Tell us about the Cahaba patients. What impact does this clinic have on this region and why do they need doctors so desperately? 

For example, Perry County is a place where the health outcomes are some of the worst in the state and some of worst in the country. So it’s a place with a lot of chronic illness, a high maternal death rate, and a short life expectancy. Even access to doctors there has not been what it is in other areas. People also are very poor. People don’t have gas money to get to the doctor. They don’t have gas money to get Birmingham to see a specialist. There are people who struggle to make a $3.90 copay.

Your story is coming at a very interesting time. The country is in the middle of an era of federal funding cuts. And you mentioned that the Cahaba clinic does indeed rely on some federal funding in order to function. How exactly do these cuts impact Waits and his clinic? 

It’s a fascinating story of a program that its proponents would say is a real success. It is really working. But Dr. Waits and others who depend on this grant are very concerned that it could be cut. This particular grant that Dr. Waits depends upon has been, over the years, renewed with bipartisan support. But there is a sense that that Washington may not exist anymore. I mean, it’s a whole involved, intricate program that they have built. And if the funding goes, just that represents years and years of work that would be unwound and that is what they are worried about.

There’s a scene in your article where Waits is just kind of swimming in this sea of people in DC, all of them just scrounging to keep funding for some pretty compelling projects across the country. So I’m curious for you, why did you pick this story? Why pick Waits and his clinic out of the masses of people who are worried about losing essential funding? 

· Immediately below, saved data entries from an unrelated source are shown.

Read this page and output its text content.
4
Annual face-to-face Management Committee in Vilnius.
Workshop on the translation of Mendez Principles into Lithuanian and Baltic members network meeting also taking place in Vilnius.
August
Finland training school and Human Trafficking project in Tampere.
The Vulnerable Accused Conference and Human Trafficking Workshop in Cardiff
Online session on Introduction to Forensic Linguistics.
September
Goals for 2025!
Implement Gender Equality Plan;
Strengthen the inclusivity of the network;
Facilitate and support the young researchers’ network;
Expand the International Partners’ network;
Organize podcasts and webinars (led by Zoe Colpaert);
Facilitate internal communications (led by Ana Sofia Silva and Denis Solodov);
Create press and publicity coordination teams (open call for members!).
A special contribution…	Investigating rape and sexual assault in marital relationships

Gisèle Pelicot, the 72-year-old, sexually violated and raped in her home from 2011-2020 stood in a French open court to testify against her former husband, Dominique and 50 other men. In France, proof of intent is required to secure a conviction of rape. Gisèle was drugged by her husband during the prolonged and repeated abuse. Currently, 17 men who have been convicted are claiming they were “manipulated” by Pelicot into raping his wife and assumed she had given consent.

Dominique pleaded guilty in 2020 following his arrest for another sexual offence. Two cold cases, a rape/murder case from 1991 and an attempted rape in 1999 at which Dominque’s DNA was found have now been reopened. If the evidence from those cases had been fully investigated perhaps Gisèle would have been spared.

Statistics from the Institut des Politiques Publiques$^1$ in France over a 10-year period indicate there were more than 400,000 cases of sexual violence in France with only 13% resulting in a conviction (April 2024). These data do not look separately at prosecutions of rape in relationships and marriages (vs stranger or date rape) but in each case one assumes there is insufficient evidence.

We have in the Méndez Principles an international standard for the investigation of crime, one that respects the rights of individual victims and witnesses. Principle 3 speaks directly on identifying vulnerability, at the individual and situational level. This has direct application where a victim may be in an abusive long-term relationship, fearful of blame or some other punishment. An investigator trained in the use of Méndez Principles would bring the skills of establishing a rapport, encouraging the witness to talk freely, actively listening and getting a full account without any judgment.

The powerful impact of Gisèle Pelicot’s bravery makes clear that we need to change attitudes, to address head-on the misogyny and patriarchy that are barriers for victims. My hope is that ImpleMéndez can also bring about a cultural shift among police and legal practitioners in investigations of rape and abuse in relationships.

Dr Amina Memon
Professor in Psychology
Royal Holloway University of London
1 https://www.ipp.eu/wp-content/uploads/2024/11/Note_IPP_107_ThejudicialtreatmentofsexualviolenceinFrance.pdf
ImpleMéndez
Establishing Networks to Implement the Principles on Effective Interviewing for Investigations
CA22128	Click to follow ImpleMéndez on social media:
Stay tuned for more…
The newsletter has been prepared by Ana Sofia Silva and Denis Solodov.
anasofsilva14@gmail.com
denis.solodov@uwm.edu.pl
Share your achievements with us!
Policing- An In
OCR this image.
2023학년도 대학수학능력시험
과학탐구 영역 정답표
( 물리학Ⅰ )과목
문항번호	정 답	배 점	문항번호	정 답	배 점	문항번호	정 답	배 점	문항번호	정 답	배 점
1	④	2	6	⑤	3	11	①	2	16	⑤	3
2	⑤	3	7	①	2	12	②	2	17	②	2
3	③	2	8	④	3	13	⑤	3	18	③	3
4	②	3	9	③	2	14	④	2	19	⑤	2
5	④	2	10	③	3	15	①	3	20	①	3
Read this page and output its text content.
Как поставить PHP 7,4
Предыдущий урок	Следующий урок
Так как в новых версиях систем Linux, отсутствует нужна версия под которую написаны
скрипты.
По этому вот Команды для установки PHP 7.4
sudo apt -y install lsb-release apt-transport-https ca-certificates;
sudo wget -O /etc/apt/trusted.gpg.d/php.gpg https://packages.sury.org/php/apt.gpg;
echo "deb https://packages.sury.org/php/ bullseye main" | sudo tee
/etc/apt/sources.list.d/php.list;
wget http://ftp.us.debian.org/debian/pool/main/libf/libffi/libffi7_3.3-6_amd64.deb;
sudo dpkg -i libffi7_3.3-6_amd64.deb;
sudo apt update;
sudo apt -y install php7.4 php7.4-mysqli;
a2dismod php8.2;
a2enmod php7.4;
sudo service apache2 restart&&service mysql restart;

I wanted to focus on just one, one small grant, of which there are so many in so many different realms, and show what one small grant actually can do on the ground and what would happen if it went away. Dr. Waits is in the position that a lot of leaders are in right now: trying to make the case for why this or that program is necessary, how it is working, what damage would be done in the real world if it goes away. And sometimes in journalism, if you can go small, you can also tell a larger story. 

What does this story about the Cahaba clinic and John Waits say about the state of rural healthcare across the country, not just in Alabama?

Well, over 50% of rural America is designated as health professional shortage areas or healthcare deserts. Getting doctors into these areas has been one of the most vexing problems in healthcare. And so what Cahaba is doing in Alabama and what many other clinics are doing with this small federal grant, is actually addressing this problem. It seems to be an example of a policy actually working. For proponents of this grant, I guess the term they use is “scalable.” You know, they would say that this funding should not be cut. It should be increased. Because this is an example of something that’s actually solving a problem. It’s still a huge problem in rural America. They would be working to address things like chronic illness and somethings that are really afflicting the health of many, many millions of Americans.